API for accessing data from our data catalog.
Status: experimental
Our World in Data is trying to build a new data layer for our charts and visualisations based a repeatable and transparent data pipeline, our etl. The ETL generates and publishes the latest version of our data catalog to S3.
This project adds two components, a crawler and a web API. The crawler walks the data catalog and generates a local DuckDB database with the contents. The Dynamic API then provides RESTful access to the data, including SQL support thanks to DuckDB.
graph TB
ETL -->|generates| catalog[Data catalog]
crawler(Crawler):::here -->|reads| catalog
site[OWID site] -.->|queries| api
api(Dynamic API):::here -->|queries| db[DuckDB cache]
crawler -->|generates| db
classDef here stroke-width:4px;
You need Python 3.10 and poetry
installed to get started.
To run all the checks and make sure you have everything set up correctly, try
make test
Crawler is a script that goes through all backported datasets and replicates them to local DuckDB. Crawler creates tables meta_datasets
, meta_tables
, and meta_variables
in DuckDB with all metadata and it also replicates tables from ETL catalog in there.
Table names are underscored table paths, e.g. path backport/owid/latest/dataset_941_technology_adoption__isard__1942__and_others/dataset_941_technology_adoption__isard__1942__and_others
gets table name backport__owid__latest__dataset_941_technology_adoption__isard__1942__and_others__dataset_941_technology_adoption__isard__1942__and_others
. This is unnecessarily verbose, but it doesn't not matter now.
Crawler compares checksums of datasets to decide if a dataset needs to be updated. We cannot do it on a table level because we don't use table checksums.
We only crawl garden
and backport
channels right now.
Run make crawl
to crawl the entire database (this would take veeeery long) or crawl only sample datasets with
poetry run crawl --include 'dataset_941|ggdc_maddison'
or just a garden channel
poetry run crawl --include 'garden'
Copy .env.example
into .env
and update it as you like. After you build duck.db
with crawler, run the API with hypercorn app.main:app --reload
.
Docs are available at http://127.0.0.1:8000/v1/docs.

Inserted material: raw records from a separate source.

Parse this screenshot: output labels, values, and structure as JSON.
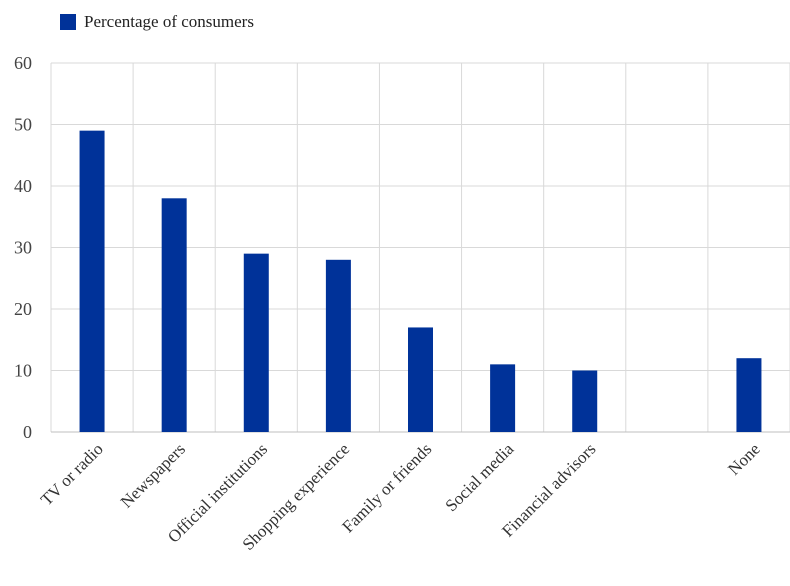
{
  "chart_data": {
    "type": "bar",
    "categories": [
      "TV or radio",
      "Newspapers",
      "Official institutions",
      "Shopping experience",
      "Family or friends",
      "Social media",
      "Financial advisors",
      "",
      "None"
    ],
    "series": [
      {
        "name": "Percentage of consumers",
        "values": [
          49,
          38,
          29,
          28,
          17,
          11,
          10,
          null,
          12
        ],
        "color": "#003299"
      }
    ],
    "yticks": [
      "0",
      "10",
      "20",
      "30",
      "40",
      "50",
      "60"
    ],
    "ylim": [
      0,
      60
    ],
    "grid": true,
    "legend_position": "top-left",
    "title": "",
    "xlabel": "",
    "ylabel": ""
  }
}
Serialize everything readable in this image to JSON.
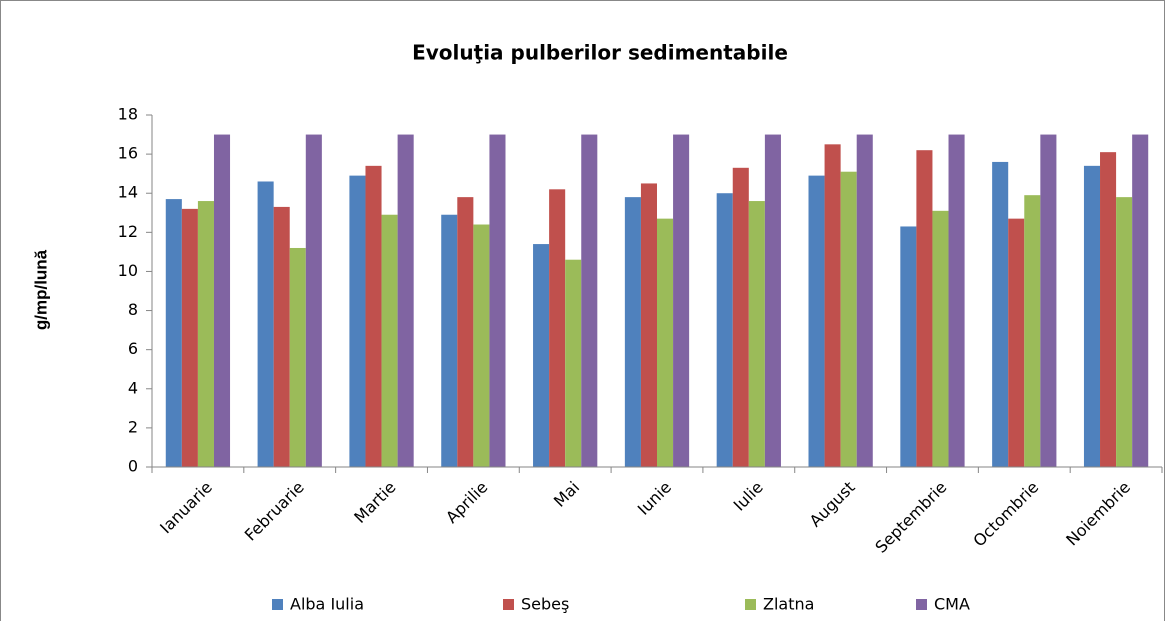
{
  "chart_data": {
    "type": "bar",
    "title": "Evoluţia pulberilor sedimentabile",
    "y_label": "g/mp/lună",
    "categories": [
      "Ianuarie",
      "Februarie",
      "Martie",
      "Aprilie",
      "Mai",
      "Iunie",
      "Iulie",
      "August",
      "Septembrie",
      "Octombrie",
      "Noiembrie"
    ],
    "series": [
      {
        "name": "Alba Iulia",
        "color": "#4f81bd",
        "values": [
          13.7,
          14.6,
          14.9,
          12.9,
          11.4,
          13.8,
          14.0,
          14.9,
          12.3,
          15.6,
          15.4
        ]
      },
      {
        "name": "Sebeş",
        "color": "#c0504d",
        "values": [
          13.2,
          13.3,
          15.4,
          13.8,
          14.2,
          14.5,
          15.3,
          16.5,
          16.2,
          12.7,
          16.1
        ]
      },
      {
        "name": "Zlatna",
        "color": "#9bbb59",
        "values": [
          13.6,
          11.2,
          12.9,
          12.4,
          10.6,
          12.7,
          13.6,
          15.1,
          13.1,
          13.9,
          13.8
        ]
      },
      {
        "name": "CMA",
        "color": "#8064a2",
        "values": [
          17,
          17,
          17,
          17,
          17,
          17,
          17,
          17,
          17,
          17,
          17
        ]
      }
    ],
    "ylim": [
      0,
      18
    ],
    "yticks": [
      0,
      2,
      4,
      6,
      8,
      10,
      12,
      14,
      16,
      18
    ],
    "grid": false,
    "legend": "bottom"
  }
}
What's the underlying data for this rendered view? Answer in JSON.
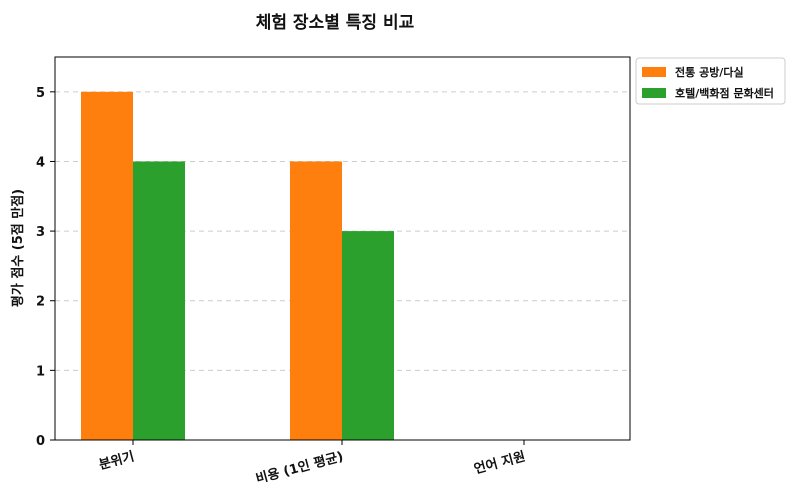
{
  "chart_data": {
    "type": "bar",
    "title": "체험 장소별 특징 비교",
    "xlabel": "",
    "ylabel": "평가 점수 (5점 만점)",
    "categories": [
      "분위기",
      "비용 (1인 평균)",
      "언어 지원"
    ],
    "series": [
      {
        "name": "전통 공방/다실",
        "values": [
          5,
          4,
          0
        ],
        "color": "#ff7f0e"
      },
      {
        "name": "호텔/백화점 문화센터",
        "values": [
          4,
          3,
          0
        ],
        "color": "#2ca02c"
      }
    ],
    "ylim": [
      0,
      5.5
    ],
    "yticks": [
      0,
      1,
      2,
      3,
      4,
      5
    ],
    "grid": true,
    "legend": "outside-top-right"
  }
}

Sample queries written in httpie
http GET http://127.0.0.1:8000/health
http GET http://127.0.0.1:8000/v1/variableById/data/42539
http GET http://127.0.0.1:8000/v1/variableById/metadata/42539
http GET http://127.0.0.1:8000/v1/dataset/data/garden/owid/latest/covid/covid.csv
http GET http://127.0.0.1:8000/v1/dataset/metadata/garden/ggdc/2020-10-01/ggdc_maddison/maddison_gdp
http GET http://127.0.0.1:8000/v1/dataset/data/backport/owid/latest/dataset_5576_ggdc_maddison__2020_10_01/dataset_5576_ggdc_maddison__2020_10_01.feather
http POST http://127.0.0.1:8000/v1/sql sql=="PRAGMA show_tables;" type==csv
http POST http://127.0.0.1:8000/v1/sql sql=="select * from garden__ggdc__2020_10_01__ggdc_maddison__maddison_gdp limit 10;" type==csv
Integration tests work with sample data saved in tests/sample_duck.db
. Regenerate it with make testdb
.
It is useful to recreate sample DB for testing and run tests right after that for debugging with
make testdb && pytest -s tests/test_v1.py
- all variables are given the same weight, we should reconsider that
- negation queries are not supported yet (could be useful for interactive exclusion of datasets)
This project was generated via manage-fastapi. We might re-generate the project with a different template based on our production requirements.